Dia mengaku telah berkoordinasi dengan sejumlah pihak antara lain dengan dinas perhubungan (dishub), dinas koperasi (diskop) dinas perindustrian dan perdagangan (disperindag), dinas perizinan dan trantib kedua kecamatan yaitu Pamekasan dan Pademawu untuk membantu mencarikan tempat yang telah disiapkan oleh peraturan daerah (perda).

“Karena sudah ada 14 titik yang disediakan oleh perda,” ucap Kusairi.

Menurutnya, yang akan lebih dipertegas ke depan yaitu penegakkan protokol kesehatan (prokes). Sebab wabah Covid-19 saat ini semakin buruk dan semakin mengancam sejumlah daerah di Madura. Pihaknya mengaku akan berusaha agar PKL bisa berjualan. Karena situasi wabah membuat PKL kesulitan mencari nafkah.

“Pedagang harus tetap berjualan, tapi saya mohon tidak di Arek Lancor,” tegas Kusairi.

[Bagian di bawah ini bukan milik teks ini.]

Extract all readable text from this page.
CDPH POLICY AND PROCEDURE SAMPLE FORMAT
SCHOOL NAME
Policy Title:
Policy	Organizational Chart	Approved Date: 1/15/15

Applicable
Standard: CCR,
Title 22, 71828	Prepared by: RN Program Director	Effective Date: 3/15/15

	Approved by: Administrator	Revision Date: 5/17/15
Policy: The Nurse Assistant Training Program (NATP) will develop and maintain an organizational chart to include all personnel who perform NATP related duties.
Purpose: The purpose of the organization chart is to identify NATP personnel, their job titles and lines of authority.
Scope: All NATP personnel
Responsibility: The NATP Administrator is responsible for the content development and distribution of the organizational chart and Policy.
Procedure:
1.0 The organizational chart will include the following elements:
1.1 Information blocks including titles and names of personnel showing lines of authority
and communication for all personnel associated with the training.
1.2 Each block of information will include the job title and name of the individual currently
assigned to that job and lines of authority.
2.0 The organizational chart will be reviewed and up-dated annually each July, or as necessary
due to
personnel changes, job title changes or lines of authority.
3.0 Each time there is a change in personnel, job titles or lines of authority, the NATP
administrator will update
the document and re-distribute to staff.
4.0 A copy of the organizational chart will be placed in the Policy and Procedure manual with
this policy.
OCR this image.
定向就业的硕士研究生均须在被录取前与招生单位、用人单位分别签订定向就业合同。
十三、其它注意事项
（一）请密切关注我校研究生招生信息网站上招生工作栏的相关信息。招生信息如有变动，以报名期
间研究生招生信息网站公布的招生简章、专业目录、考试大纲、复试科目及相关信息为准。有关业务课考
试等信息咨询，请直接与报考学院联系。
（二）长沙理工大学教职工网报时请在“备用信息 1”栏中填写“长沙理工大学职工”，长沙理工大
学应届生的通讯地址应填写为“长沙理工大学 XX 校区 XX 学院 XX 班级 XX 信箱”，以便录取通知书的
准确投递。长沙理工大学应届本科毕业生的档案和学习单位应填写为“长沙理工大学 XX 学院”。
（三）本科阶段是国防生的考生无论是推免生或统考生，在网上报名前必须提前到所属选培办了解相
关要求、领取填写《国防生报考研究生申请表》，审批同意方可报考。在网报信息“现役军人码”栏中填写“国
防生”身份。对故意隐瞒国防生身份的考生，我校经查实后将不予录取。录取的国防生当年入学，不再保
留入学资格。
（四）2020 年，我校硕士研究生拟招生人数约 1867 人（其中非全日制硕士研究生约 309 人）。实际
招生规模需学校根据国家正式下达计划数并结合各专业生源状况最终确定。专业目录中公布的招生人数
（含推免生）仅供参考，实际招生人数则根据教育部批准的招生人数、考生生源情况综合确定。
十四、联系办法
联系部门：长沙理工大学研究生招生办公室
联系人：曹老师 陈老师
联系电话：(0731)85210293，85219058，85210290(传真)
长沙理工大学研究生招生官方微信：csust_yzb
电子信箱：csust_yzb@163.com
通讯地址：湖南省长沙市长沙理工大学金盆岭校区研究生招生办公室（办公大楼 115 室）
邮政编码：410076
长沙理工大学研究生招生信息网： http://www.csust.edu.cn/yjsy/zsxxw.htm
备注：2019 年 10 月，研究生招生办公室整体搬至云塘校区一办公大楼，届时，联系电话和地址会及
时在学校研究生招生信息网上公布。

Wakil Ketua Dewan Perwakilan Rakyat Daerah (DPRD) Pamekasan Syafiuddin meminta Pemkab segera mencarikan solusi terbaik agar PKL bisa tetap mencari nafkah untuk keluarganya. Namun, dia menegaskan agar protkes tetap ditegakkan. Sebab, sejumlah daerah di Madura tengah mengalami kelonjakan kasus Covid-19.

Di sisi lain, pihaknya mengimbau masyarakat terutama PKL tetap mematuhi perda yang yang ada, dan tetap disiplin mematuhi protkes.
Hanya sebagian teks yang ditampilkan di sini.